In the week prior to fashion week is the time when I get a facial, hair cut, color, brow shaping, anything really that fails under the “maintenance” category so I can look my absolute glam best for the week. This time around, I decided to forgo my visit to the salon for color, and give it a go myself! My newly minted red tresses certainly needed a refresher, and this was the first time I was venturing out on my own to do it. Courtesy of Folica.com, I was able to try the Umberto U Color Italian Demi Color in the shade of 7.46 Red Teak, which seemed like a close match to what I had previously had done in the salon. Here’s how the process went for me:
The color was really easy to apply, and with darker colors, it’s good to watch your hairline closely, making sure there’s enough color there, but also to not get a stain on your skin (I’ve learned that applying a little Vaseline to your skin will do the trick!). The packets of color are a bit unusual, but it’s great that you can apply everything at once (color, developer, and equalizer), and they need to be folded on top of each other, cut, and squeezed onto the hair or mixed into a bowl.

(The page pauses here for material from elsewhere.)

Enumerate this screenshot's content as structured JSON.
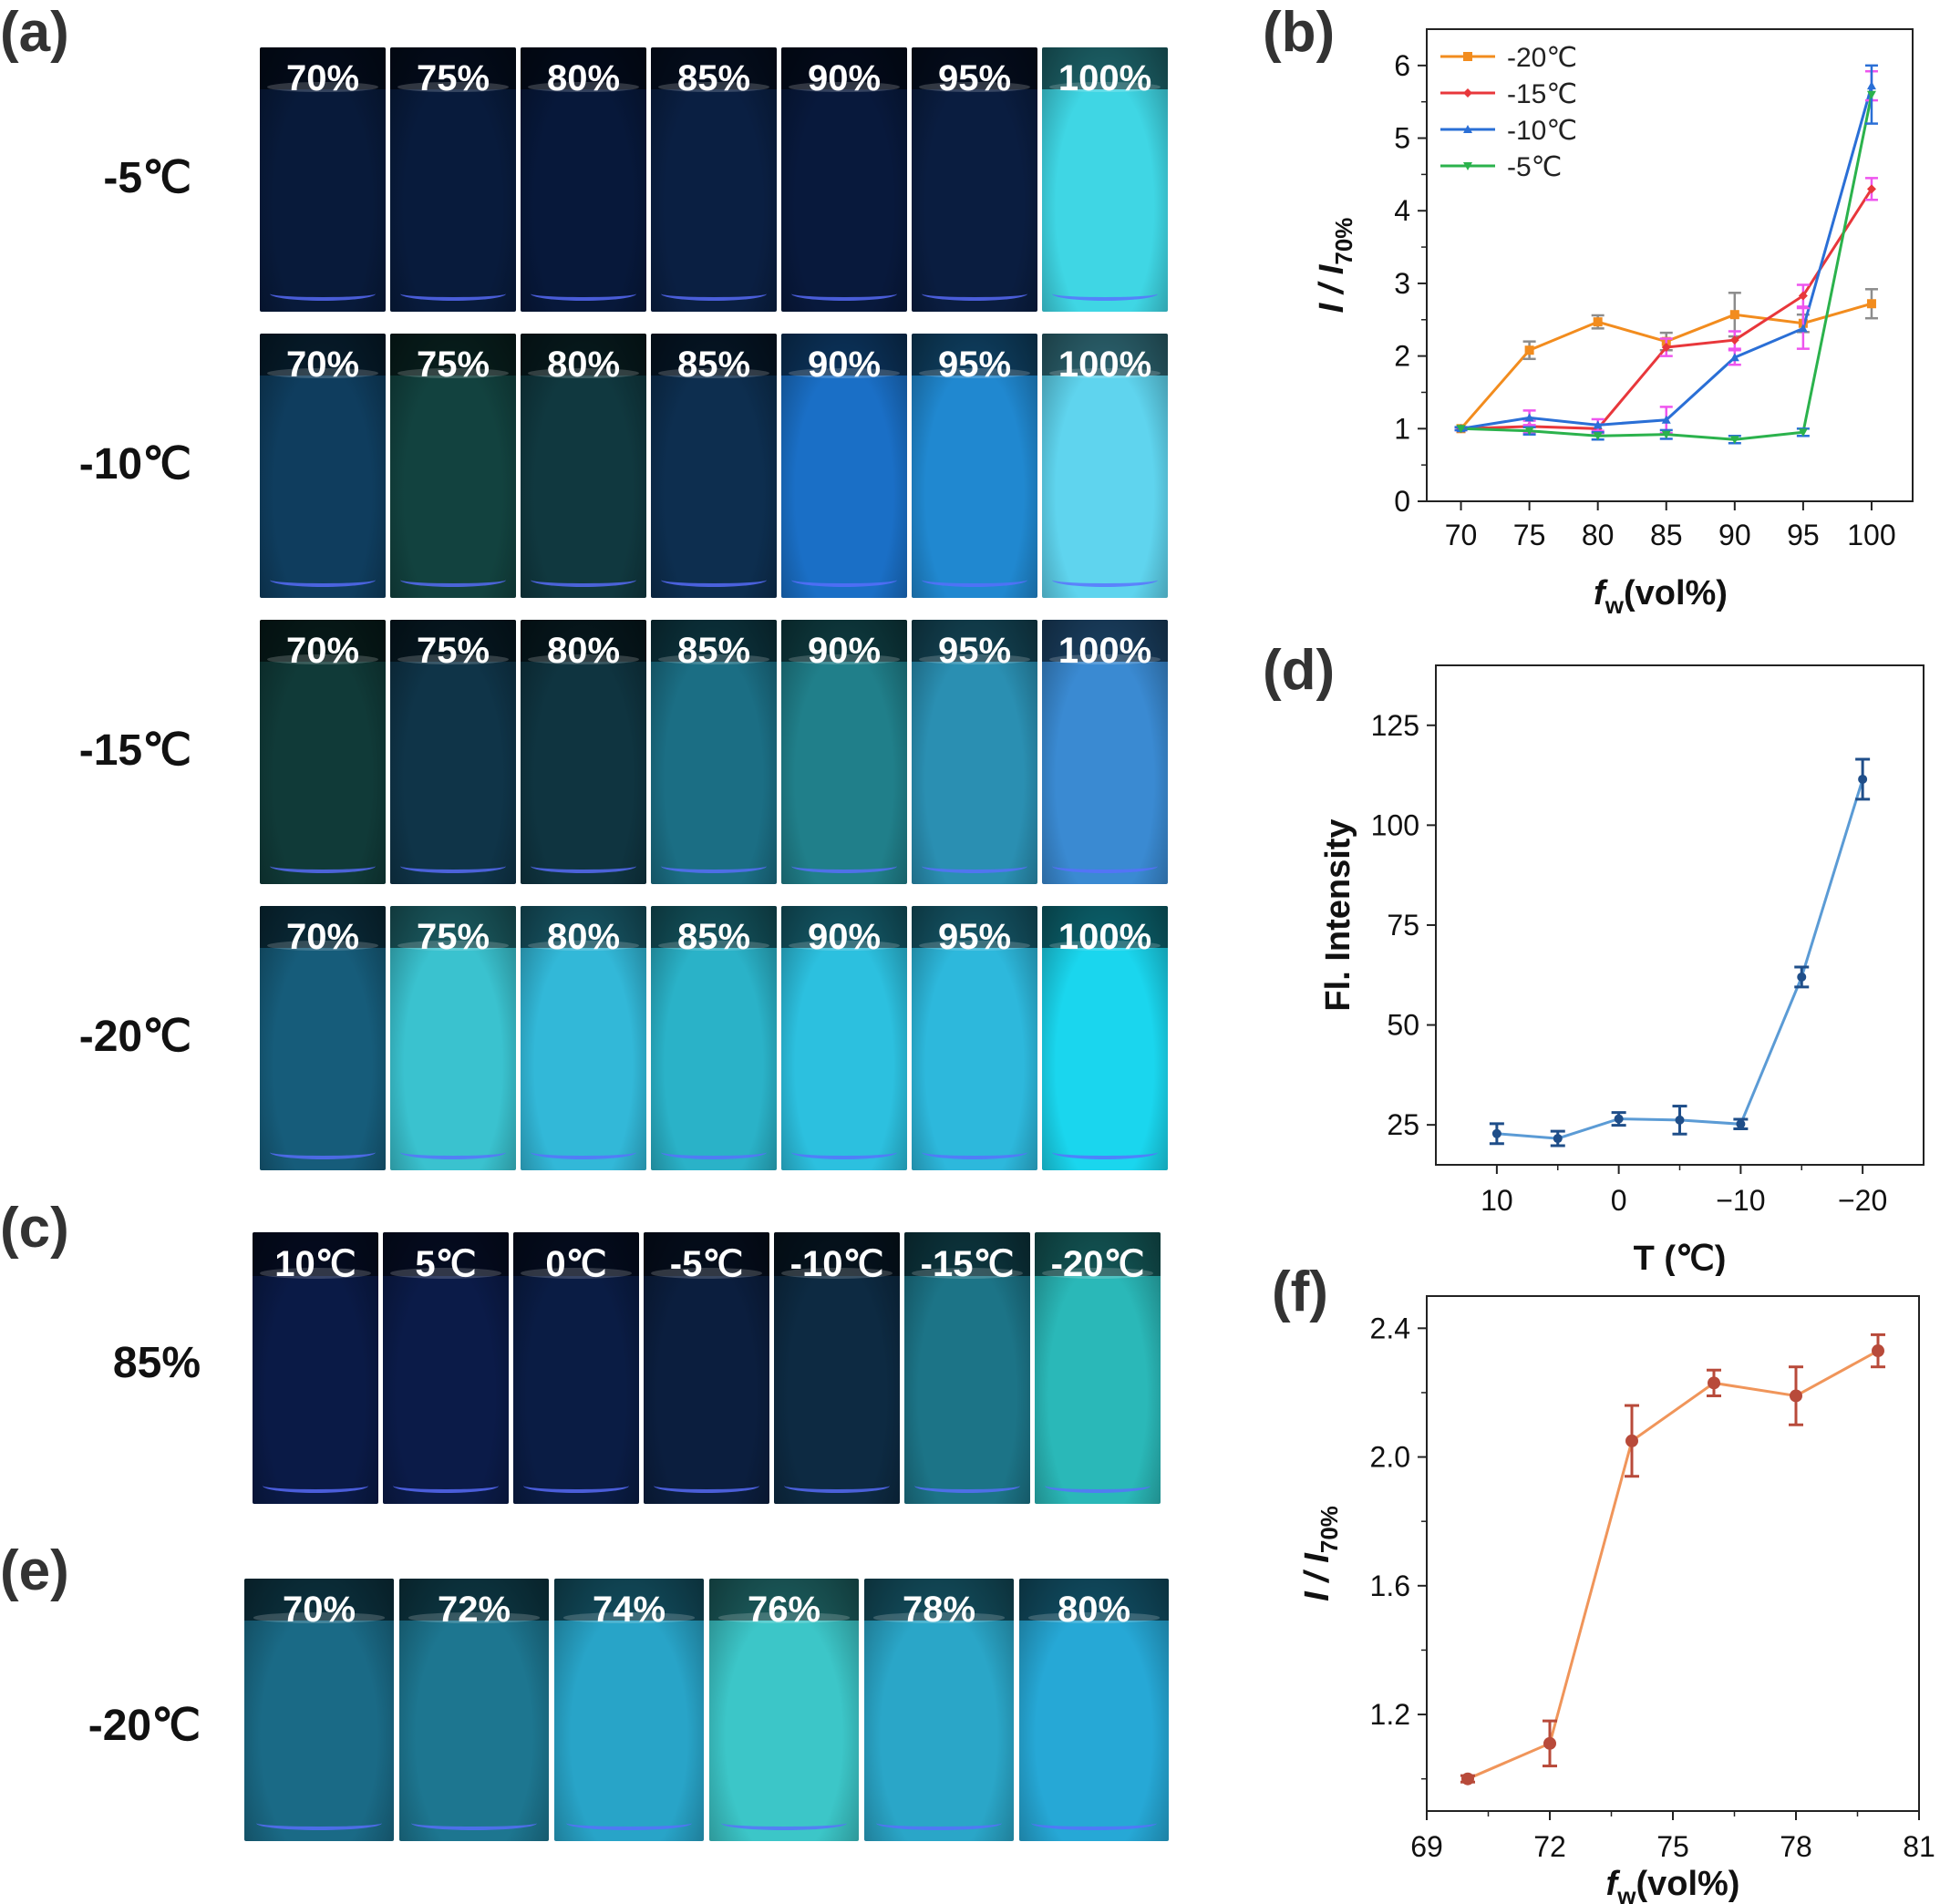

I chose to mix into a bowl, which made it easier to apply precisely, and I used the enclosed brush for even saturation and late gloves for protection. It looked kind of like a murder scene in that bowl, but remember to be careful with red or dark dye on non-porous surfaces like counter tops; I always keep some Comet on hand and a good scrubbing brush in case any dye lands elsewhere. As long as you treat it ASAP, the damage will be minimal, if any.
Anyways, back to the dye: after 25 minutes of it sitting on my hair, I thoroughly rinsed it out, and beautiful color resulted! Because demi-permanent color fades, and red is a particular culprit, it’s a month later and my hair is lighter, but still evenly colored and rich. I’d definitely recommend the Umberto U Color line, and for $11.99 at Folica.com, you get TWO application sachets enclosed; a great deal, and a good idea since you don’t have to scramble to remember or buy the shade you used last when it’s time to recolor.